During my current paediatric placement, I have worked out the following rules when working with young children (0-4):

  • ‘Classroom’-style approaches do not work. Very few of the children I have worked with work well sitting at a table drilling targets.
  • Tasks must be a simple as possible, and then simpler! Many of the children I see have not quite developed the skills to take on board more than two instructions at once.
  • Most importantly: they need a reason to learn

Many therapy tasks in paediatrics involve picture labeling or description. We target a sound, lexical item, morpheme or grammatical structure; and hope by repetition it will sink in. This is the approach many of the parents I come into contact with take. For example, this would not be an uncommon exchange:

Parent: What’s happening?
Child: Girl walking.Parent: Is walking. The girl is walking.
Child: …
Parent: Say “the girl is walking”
Child: The girl walking
Parent: Do it again. Say “the girl is walking”
Child: The girl is walking
Parent: That’s it.

I find this excruciating to listen to. The child has no idea why the parent is pestering them, and is merely parroting a phrase. Also, the child is not learning the contexts in which the target is expected, which leads to overgeneralisation:

Clinician: What’s this? [holds picture of a snake]
Child: /nειk/
Clinician: remember your /s:/ sound.
Child: /s: nειk/Clinician: whose snake?
Child: /s:/ my /nειk/

Here the child has confused sentence-initial with word-initial contexts.

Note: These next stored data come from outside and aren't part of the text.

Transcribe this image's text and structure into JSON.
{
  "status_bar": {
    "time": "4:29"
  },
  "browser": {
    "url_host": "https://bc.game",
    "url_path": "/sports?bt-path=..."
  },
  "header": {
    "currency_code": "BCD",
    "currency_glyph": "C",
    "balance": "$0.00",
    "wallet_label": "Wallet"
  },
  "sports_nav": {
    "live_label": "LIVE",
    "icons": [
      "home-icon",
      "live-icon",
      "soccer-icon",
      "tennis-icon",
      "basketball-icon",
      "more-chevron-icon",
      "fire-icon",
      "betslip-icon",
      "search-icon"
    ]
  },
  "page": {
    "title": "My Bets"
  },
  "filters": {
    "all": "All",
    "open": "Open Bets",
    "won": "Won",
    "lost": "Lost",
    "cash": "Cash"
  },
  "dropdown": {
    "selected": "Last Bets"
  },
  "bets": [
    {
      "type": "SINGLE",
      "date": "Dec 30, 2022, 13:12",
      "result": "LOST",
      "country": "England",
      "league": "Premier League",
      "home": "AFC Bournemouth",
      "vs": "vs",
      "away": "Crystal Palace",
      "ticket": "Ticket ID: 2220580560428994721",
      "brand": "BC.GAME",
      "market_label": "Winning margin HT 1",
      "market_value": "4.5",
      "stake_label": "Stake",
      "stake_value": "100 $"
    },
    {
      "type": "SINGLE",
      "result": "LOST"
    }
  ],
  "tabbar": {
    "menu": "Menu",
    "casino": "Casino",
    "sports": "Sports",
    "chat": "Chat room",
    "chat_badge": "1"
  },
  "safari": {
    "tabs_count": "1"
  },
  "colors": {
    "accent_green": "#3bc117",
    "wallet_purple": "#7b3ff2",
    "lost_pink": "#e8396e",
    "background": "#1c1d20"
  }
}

Some therapies target both the error pattern and the target. In phonological interventions this is the basis of minimal pairs approaches. But I have never come across it in grammar interventions.

Case study

We had a child (whom I’ll call J) who was not marking plurals (and should have been at her age). J had no phonological errors beyond those expected for her age. A ‘minimal pairs’ approach would have her produce “horse” and “horses” alternately, in such a way that I could distinguish which she meant. I could get J to tell me to point to one, and when I pointed to the wrong one she could correct me, and hopefully make the contrast more salient.

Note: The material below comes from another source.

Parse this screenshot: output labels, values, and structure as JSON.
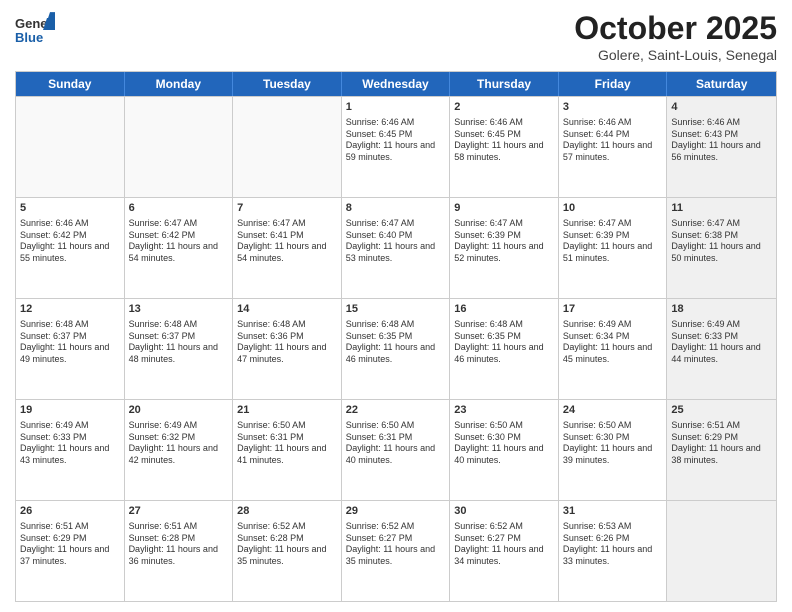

However, I’ve never found this very natural! Somewhere in the book “Interventions for Speech Sound Disorders in Children”, I saw the game “go fish” suggested.

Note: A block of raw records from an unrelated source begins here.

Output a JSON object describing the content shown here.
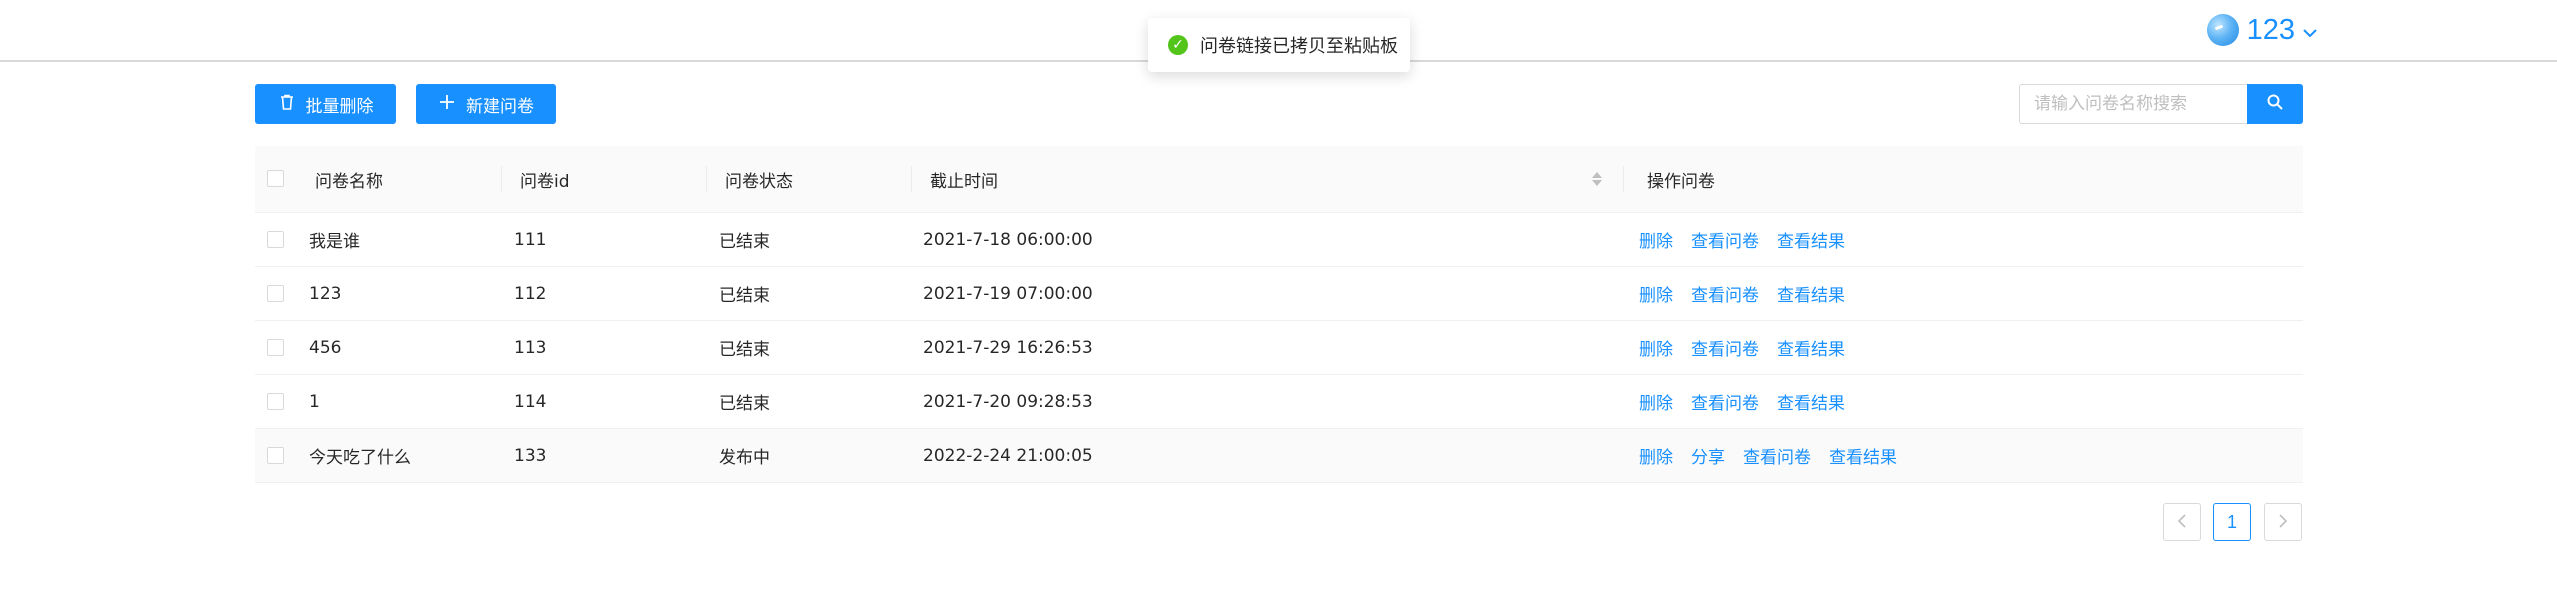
{
  "header": {
    "user_name": "123",
    "chevron": "chevron-down-icon"
  },
  "toast": {
    "icon": "check-circle-icon",
    "message": "问卷链接已拷贝至粘贴板",
    "color": "#52c41a"
  },
  "toolbar": {
    "batch_delete_label": "批量删除",
    "new_survey_label": "新建问卷",
    "search_placeholder": "请输入问卷名称搜索",
    "search_value": ""
  },
  "table": {
    "columns": [
      "问卷名称",
      "问卷id",
      "问卷状态",
      "截止时间",
      "操作问卷"
    ],
    "rows": [
      {
        "name": "我是谁",
        "id": "111",
        "status": "已结束",
        "deadline": "2021-7-18 06:00:00",
        "actions": [
          "删除",
          "查看问卷",
          "查看结果"
        ]
      },
      {
        "name": "123",
        "id": "112",
        "status": "已结束",
        "deadline": "2021-7-19 07:00:00",
        "actions": [
          "删除",
          "查看问卷",
          "查看结果"
        ]
      },
      {
        "name": "456",
        "id": "113",
        "status": "已结束",
        "deadline": "2021-7-29 16:26:53",
        "actions": [
          "删除",
          "查看问卷",
          "查看结果"
        ]
      },
      {
        "name": "1",
        "id": "114",
        "status": "已结束",
        "deadline": "2021-7-20 09:28:53",
        "actions": [
          "删除",
          "查看问卷",
          "查看结果"
        ]
      },
      {
        "name": "今天吃了什么",
        "id": "133",
        "status": "发布中",
        "deadline": "2022-2-24 21:00:05",
        "actions": [
          "删除",
          "分享",
          "查看问卷",
          "查看结果"
        ]
      }
    ]
  },
  "pagination": {
    "current_page": "1",
    "prev_icon": "chevron-left-icon",
    "next_icon": "chevron-right-icon"
  },
  "colors": {
    "primary": "#1890ff",
    "success": "#52c41a"
  }
}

I thought this would be perfect for my plurals goal. I would print pairs of cards with one or many of certain objects. The goal for J to request those that J needed to make pairs, and therefore win! If J requested ‘incorrectly’ (i.e. saying “do you have a horse” instead of “do you have the horses”) J would not get the cards needed to win. This would be her reason to learn.


There are a number of therapies that rely on creating a reason to communicate in a certain way. PECS comes to mind immediately. And while the Hanen program may seem very different to the game up above, it’s core purpose (as far as I see) is creating opportunities for the child to feel like communicating, rather than telling them to communicate.